La tucura sapo, o Bufonaris claraziana, carente totalmente de alas, muy dañina en la Patagonia
Y problemas nunca faltan. Curiosamente, la humedad que a fines de 2019 permitió nacimientos multitudinarios de saltonas en el desierto arábigo, en nuestra Patagonia funciona al revés: es cuando la tierra se seca demasiado que hay peligro de enjambre de la tucura sapo, o Bufonaris claraziana. Y es que la desecación mata los hongos y bacterias que normalmente infectan las ootecas de este gran villano regional, bicho voraz y temido.
Los satélites de la constelación XL, diseñados inicialmente para prevenir inundaciones y sequías, e incluso también predecir cosechas o momentos de siembra, según la cantidad y ubicación del agua subterránea, nos darían alertas tempranas de posible nacimiento de acridios. A nosotros y al mundo, en realidad. Y eso se cobra, aunque no siempre.
A 24 millones de campesinos africanos del Este y de Medio Oriente los cultivos y cosechas de 2020 les han desaparecido. Acaba de suceder, durante la última y peor infestación de Schistocerca gregaria en 23 países (Etiopía, Somalía, Kenia, Pakistán, Tanzanía y sigue la lista). Jamás seríamos tan cretinos como para cobrarles. Ni tan estúpidos, máxime con la cantidad de alimentos que este año empezó a comprarnos un poderoso vecino de esa lenta catástrofe, Egipto. El prestigio regional paga de otros modos, pero paga siempre.

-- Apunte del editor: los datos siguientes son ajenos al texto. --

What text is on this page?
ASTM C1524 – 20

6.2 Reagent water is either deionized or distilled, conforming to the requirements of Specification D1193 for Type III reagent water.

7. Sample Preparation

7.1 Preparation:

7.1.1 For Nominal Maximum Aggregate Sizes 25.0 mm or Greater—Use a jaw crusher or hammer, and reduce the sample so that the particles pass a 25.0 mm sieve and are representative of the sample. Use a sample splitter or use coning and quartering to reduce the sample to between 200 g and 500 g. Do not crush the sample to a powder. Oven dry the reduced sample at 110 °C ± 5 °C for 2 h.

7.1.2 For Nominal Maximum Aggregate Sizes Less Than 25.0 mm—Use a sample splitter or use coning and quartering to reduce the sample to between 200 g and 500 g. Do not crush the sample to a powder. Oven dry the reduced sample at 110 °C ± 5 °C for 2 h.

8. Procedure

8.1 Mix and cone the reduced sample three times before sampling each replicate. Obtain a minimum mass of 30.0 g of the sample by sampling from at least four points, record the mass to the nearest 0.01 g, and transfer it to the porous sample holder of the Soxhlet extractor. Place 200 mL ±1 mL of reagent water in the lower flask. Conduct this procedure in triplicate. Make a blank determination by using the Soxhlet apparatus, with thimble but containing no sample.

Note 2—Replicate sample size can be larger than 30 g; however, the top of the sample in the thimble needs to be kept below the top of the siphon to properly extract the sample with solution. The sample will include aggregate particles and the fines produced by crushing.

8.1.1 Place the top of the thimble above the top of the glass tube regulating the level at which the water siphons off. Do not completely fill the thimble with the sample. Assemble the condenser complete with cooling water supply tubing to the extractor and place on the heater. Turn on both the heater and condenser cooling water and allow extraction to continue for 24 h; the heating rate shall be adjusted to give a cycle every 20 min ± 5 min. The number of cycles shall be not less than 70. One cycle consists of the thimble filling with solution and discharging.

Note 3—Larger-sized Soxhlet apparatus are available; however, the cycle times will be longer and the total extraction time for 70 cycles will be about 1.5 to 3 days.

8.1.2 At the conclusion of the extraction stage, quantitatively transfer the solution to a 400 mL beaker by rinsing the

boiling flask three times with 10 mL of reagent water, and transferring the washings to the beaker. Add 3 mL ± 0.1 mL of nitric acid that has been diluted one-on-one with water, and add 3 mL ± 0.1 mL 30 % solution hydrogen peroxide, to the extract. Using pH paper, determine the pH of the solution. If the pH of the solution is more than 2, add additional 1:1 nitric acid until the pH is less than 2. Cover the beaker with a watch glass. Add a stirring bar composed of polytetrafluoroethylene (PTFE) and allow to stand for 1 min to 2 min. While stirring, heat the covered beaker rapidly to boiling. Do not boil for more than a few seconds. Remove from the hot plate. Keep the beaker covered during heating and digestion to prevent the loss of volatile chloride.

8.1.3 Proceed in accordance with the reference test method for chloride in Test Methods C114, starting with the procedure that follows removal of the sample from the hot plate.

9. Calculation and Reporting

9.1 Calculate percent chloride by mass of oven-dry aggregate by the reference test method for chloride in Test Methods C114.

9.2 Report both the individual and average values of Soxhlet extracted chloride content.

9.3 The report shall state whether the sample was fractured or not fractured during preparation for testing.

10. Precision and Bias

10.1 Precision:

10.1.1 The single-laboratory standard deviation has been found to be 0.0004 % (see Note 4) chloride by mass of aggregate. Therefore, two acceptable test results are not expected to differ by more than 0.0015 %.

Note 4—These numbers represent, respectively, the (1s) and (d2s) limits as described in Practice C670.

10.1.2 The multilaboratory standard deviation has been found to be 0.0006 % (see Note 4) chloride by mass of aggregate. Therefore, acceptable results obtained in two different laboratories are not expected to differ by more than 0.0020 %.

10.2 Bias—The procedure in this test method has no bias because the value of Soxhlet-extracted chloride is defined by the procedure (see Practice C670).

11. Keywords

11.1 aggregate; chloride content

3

Todo esto me obliga a hablar de guerrilleros y edafólogos, de elefantes africanos, de vacas Aberdeen Angus coloradas, de gallinas Rhode Island de similar tonalidad e, inevitablemente, del gran poeta argentino Baldomero Fernández Moreno. Pero eso mañana, cuando esta historia de langostas se termine (de modos raros e inesperados).